То, что с ним происходит что-то необычное, Клавдий начал понимать ещё там, на «шести бабушкиных сотках». У него всё чаще и чаще по ночам стали появляться сны, которые были настолько ярки и правдоподобны, что проснувшись, он долго не мог сообразить - где сон, а где явь. В этих снах Клавдий проживал, как бы, свою вторую жизнь, которая была гораздо полнее, значимее и, самое главное ...интереснее. И что больше всего удивляло и в какой-то мере радовало Клавдия в его снах, так это то, что там, в них, он мог находиться несколько дней, недель и даже месяцев, в то время, как наяву проходила всего лишь одна ночь. Там, в снах, он был вполне взрослым человеком и всё, что происходило с ним воспринималось им неизменно с позиции взрослого, не ребёнка, каким в сущности он и являлся в данное время. Сны были настолько реальными и запоминающимися, что проснувшись, Клавдий мог рассказать о них до самых мельчайших подробностей, вплоть до запахов и малейших оттенков цветовых гамм.
Первое время эти сны пугали Клавдия, но со временем он привык к ним и даже стал получать от них удовольствие, т.к. ТАМ, с ним происходили вещи, порой самые невероятные для жизни наяву, но вполне обычные для снов. Со временем они стали приходить не один или два раза в неделю, а то и в месяц, а каждый день и становились всё более разнообразными и увлекательными. А их формат становился всё больше и разнообразнее, как по тематике, так и по временным разрывам.  За одну ночь он мог побывать в различных странах и не только своего времени, но и в будущем, и в прошлом. Но вот ведь что интересно – всё увиденное им во сне, полностью подтверждалось справочной или исторической литературой, если таковая находилась, которую Клавдий отыскивал, что бы провести параллель для себя - между сном и действительностью. Почему я говорю – для себя, да потому, что он просто-напросто  боялся рассказывать, даже любимой бабуле, о происходящем с ним. Клавдий прекрасно помнил её слова, сказанные по «этому» поводу его родителям, ещё на заре его «нежной юности».

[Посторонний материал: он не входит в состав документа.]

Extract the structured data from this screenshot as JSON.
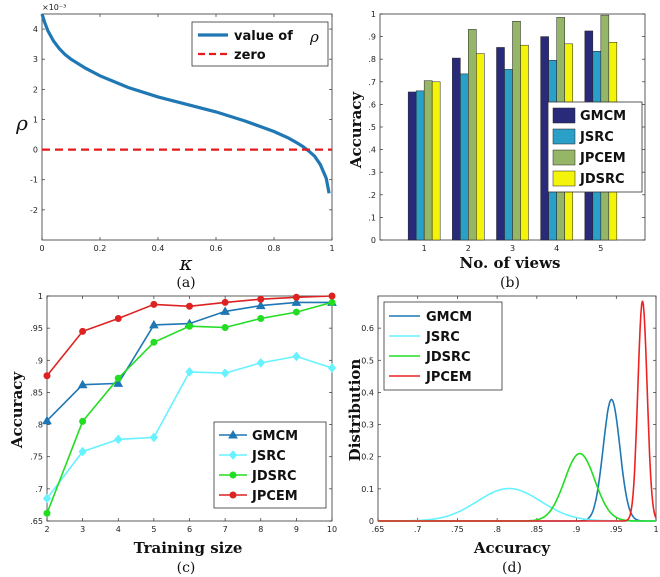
{
  "chart_data": [
    {
      "id": "a",
      "type": "line",
      "caption": "(a)",
      "xlabel": "κ",
      "ylabel": "ρ",
      "exponent_label": "×10⁻³",
      "xlim": [
        0,
        1
      ],
      "ylim": [
        -3,
        4.5
      ],
      "xticks": [
        0,
        0.2,
        0.4,
        0.6,
        0.8,
        1
      ],
      "yticks": [
        -2,
        -1,
        0,
        1,
        2,
        3,
        4
      ],
      "legend_position": "top-right",
      "series": [
        {
          "name": "value of",
          "legend_symbol": "ρ",
          "color": "#1f77b4",
          "style": "solid",
          "x": [
            0,
            0.01,
            0.02,
            0.04,
            0.06,
            0.08,
            0.1,
            0.15,
            0.2,
            0.3,
            0.4,
            0.5,
            0.6,
            0.7,
            0.8,
            0.85,
            0.88,
            0.9,
            0.92,
            0.94,
            0.96,
            0.98,
            0.99
          ],
          "y": [
            4.5,
            4.2,
            3.95,
            3.6,
            3.35,
            3.15,
            3.0,
            2.7,
            2.45,
            2.05,
            1.75,
            1.5,
            1.25,
            0.95,
            0.6,
            0.38,
            0.22,
            0.1,
            -0.05,
            -0.22,
            -0.5,
            -0.95,
            -1.45
          ]
        },
        {
          "name": "zero",
          "color": "#e41a1c",
          "style": "dashed",
          "x": [
            0,
            1
          ],
          "y": [
            0,
            0
          ]
        }
      ]
    },
    {
      "id": "b",
      "type": "bar",
      "caption": "(b)",
      "xlabel": "No. of views",
      "ylabel": "Accuracy",
      "categories": [
        "1",
        "2",
        "3",
        "4",
        "5"
      ],
      "ylim": [
        0,
        1
      ],
      "yticks": [
        0,
        0.1,
        0.2,
        0.3,
        0.4,
        0.5,
        0.6,
        0.7,
        0.8,
        0.9,
        1
      ],
      "legend_position": "right",
      "series": [
        {
          "name": "GMCM",
          "color": "#2a2a7a",
          "values": [
            0.655,
            0.805,
            0.852,
            0.9,
            0.925
          ]
        },
        {
          "name": "JSRC",
          "color": "#2aa0c8",
          "values": [
            0.66,
            0.735,
            0.755,
            0.795,
            0.835
          ]
        },
        {
          "name": "JPCEM",
          "color": "#95b567",
          "values": [
            0.705,
            0.932,
            0.968,
            0.985,
            0.995
          ]
        },
        {
          "name": "JDSRC",
          "color": "#f4f40a",
          "values": [
            0.7,
            0.825,
            0.862,
            0.868,
            0.875
          ]
        }
      ]
    },
    {
      "id": "c",
      "type": "line",
      "caption": "(c)",
      "xlabel": "Training size",
      "ylabel": "Accuracy",
      "xlim": [
        2,
        10
      ],
      "ylim": [
        0.65,
        1
      ],
      "xticks": [
        2,
        3,
        4,
        5,
        6,
        7,
        8,
        9,
        10
      ],
      "yticks": [
        0.65,
        0.7,
        0.75,
        0.8,
        0.85,
        0.9,
        0.95,
        1
      ],
      "legend_position": "bottom-right",
      "x": [
        2,
        3,
        4,
        5,
        6,
        7,
        8,
        9,
        10
      ],
      "series": [
        {
          "name": "GMCM",
          "color": "#1f77b4",
          "marker": "triangle",
          "values": [
            0.806,
            0.862,
            0.864,
            0.955,
            0.957,
            0.976,
            0.985,
            0.99,
            0.99
          ]
        },
        {
          "name": "JSRC",
          "color": "#66f2ff",
          "marker": "diamond",
          "values": [
            0.685,
            0.758,
            0.777,
            0.78,
            0.882,
            0.88,
            0.896,
            0.906,
            0.888
          ]
        },
        {
          "name": "JDSRC",
          "color": "#22dd22",
          "marker": "circle",
          "values": [
            0.662,
            0.805,
            0.872,
            0.928,
            0.953,
            0.951,
            0.965,
            0.975,
            0.99
          ]
        },
        {
          "name": "JPCEM",
          "color": "#dd2222",
          "marker": "circle",
          "values": [
            0.876,
            0.945,
            0.965,
            0.987,
            0.984,
            0.99,
            0.995,
            0.998,
            1.0
          ]
        }
      ]
    },
    {
      "id": "d",
      "type": "line",
      "caption": "(d)",
      "xlabel": "Accuracy",
      "ylabel": "Distribution",
      "xlim": [
        0.65,
        1
      ],
      "ylim": [
        0,
        0.7
      ],
      "xticks": [
        0.65,
        0.7,
        0.75,
        0.8,
        0.85,
        0.9,
        0.95,
        1
      ],
      "yticks": [
        0,
        0.1,
        0.2,
        0.3,
        0.4,
        0.5,
        0.6
      ],
      "legend_position": "top-left",
      "series": [
        {
          "name": "GMCM",
          "color": "#1f77b4",
          "mean": 0.944,
          "sd": 0.0105,
          "peak": 0.378
        },
        {
          "name": "JSRC",
          "color": "#66f2ff",
          "mean": 0.815,
          "sd": 0.04,
          "peak": 0.101
        },
        {
          "name": "JDSRC",
          "color": "#22dd22",
          "mean": 0.904,
          "sd": 0.019,
          "peak": 0.21
        },
        {
          "name": "JPCEM",
          "color": "#ee2222",
          "mean": 0.983,
          "sd": 0.0058,
          "peak": 0.685
        }
      ]
    }
  ]
}
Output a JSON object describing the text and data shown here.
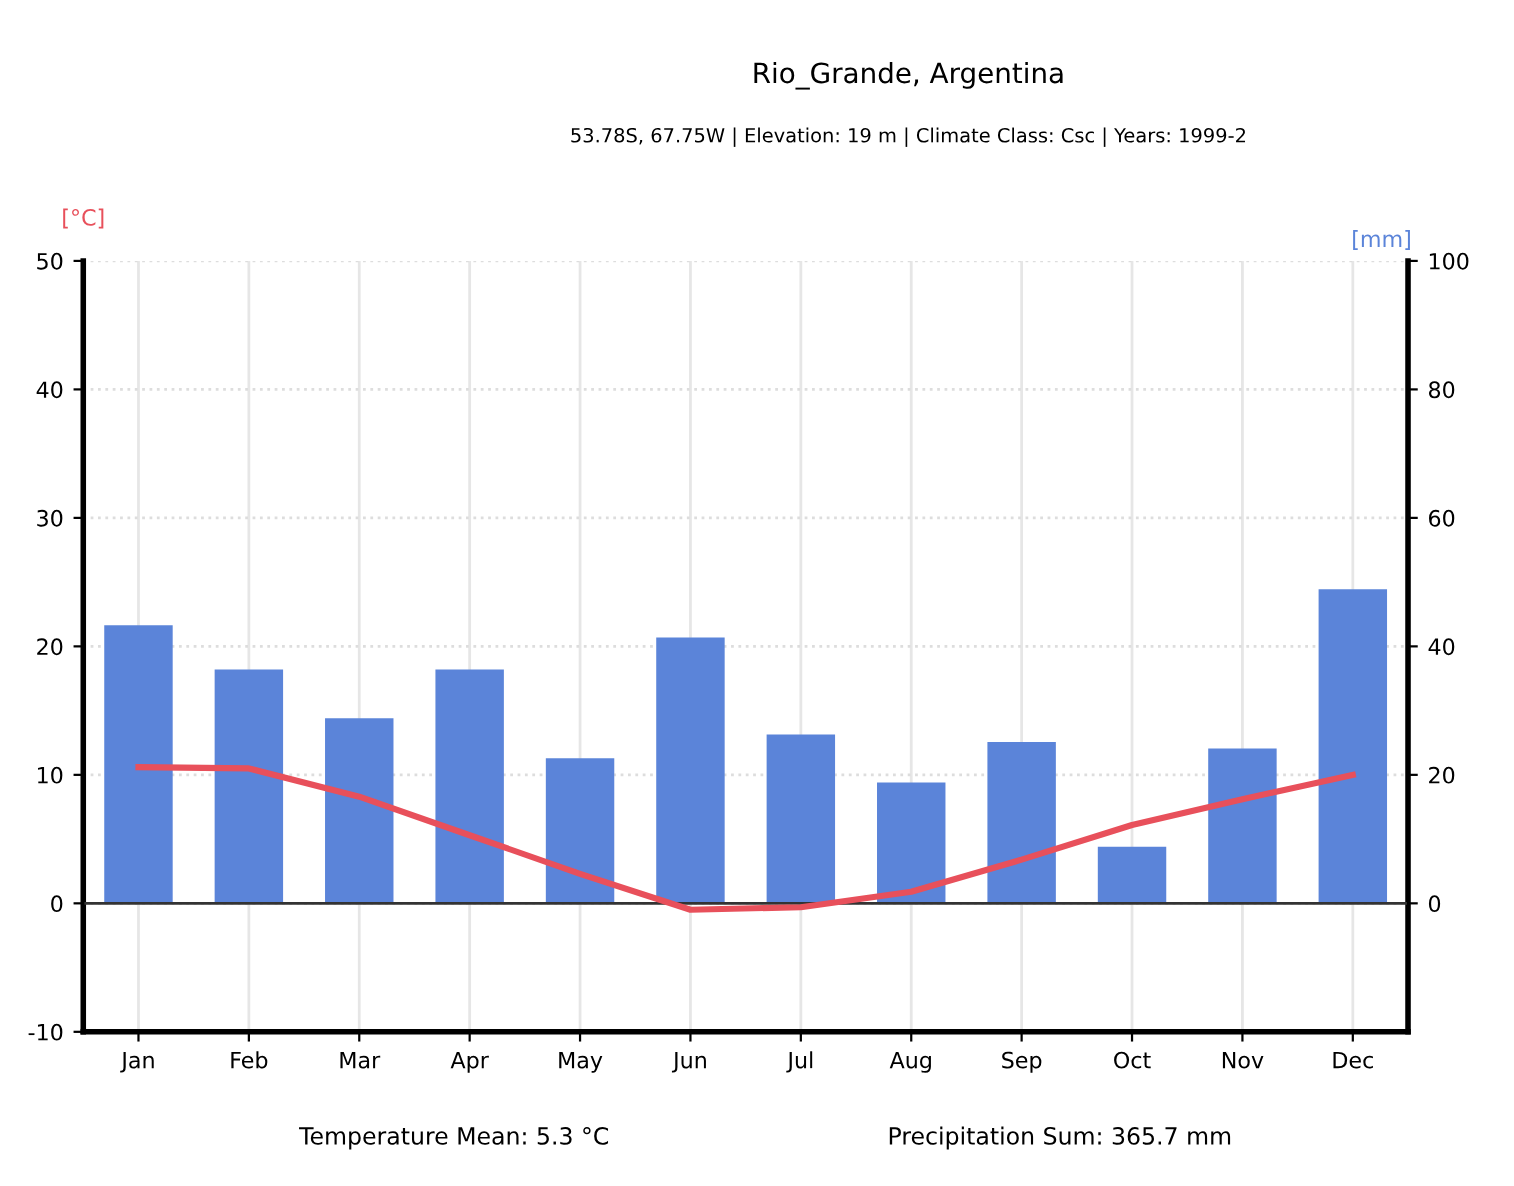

Перед взглядом бабули не мог устоять ни кто. Даже грозные начальники, приходившие порой к отцу по каким-то своим надобностям, заметив на себе её пристальный взгляд, всегда говорили: Любезнейшая Софья Андреевна, Бога ради, не смотрите на меня так, а то я просто теряюсь как мальчишка, голова пустеет, а язык прилипает к нёбу. - Ну, что вы, что вы Пал Матвеич, вы как всегда преувеличиваете влияние моих женских чар, но я весьма благодарна вам за комплемент, - и довольная уходила на кухню готовить свой неподражаемый кофе. Но Клавдий неоднократно слышал, находясь в кабинете отца, как его друзья с каким-то прИдыхом произносили: Ну и взгляд у вашей мамаши, Валериан Константинович, просто насквозь пронизывает, даже как-то не по себе становиться.
- Не обращайте внимания, уважаемый, - как обычно в таких случаях отвечал отец, и они начинали заниматься своими, архи важными делами.
Клавдий стал замечать, что с каждым днём бабуля всё пристальней и пристальней стала по утрам вглядываться в него. И вот, однажды, сделав весьма строгое лицо – потребовала(!)
– Клавдий, я хочу знать всю правду! Я прекрасно вижу, с тобой что-то происходит! Пожалуйста, молодой человек – по порядку и подробно! Клавдий, конечно же, всё рассказал ей, но она вместо того, что бы обрадоваться вместе с ним, вдруг расплакалась, прижав его к себе со словами – я же говорила, говорила  им, что всё это добром не кончится. Беременная женщина должна максимально беречь себя, что бы родить здорового ребёнка. Видит Бог, я говорила им. Вот, пожалуйста – результат их бесшабашности.
Клавдий как мог успокаивал бабулю. Говорил, что ему ужасно нравятся его новые возможности и что теперь, даже жить стало на много интереснее и ещё много-много чего ободряющего. Но бабушку было не остановить, она всё плакала и плакала, повторяя одно и тоже.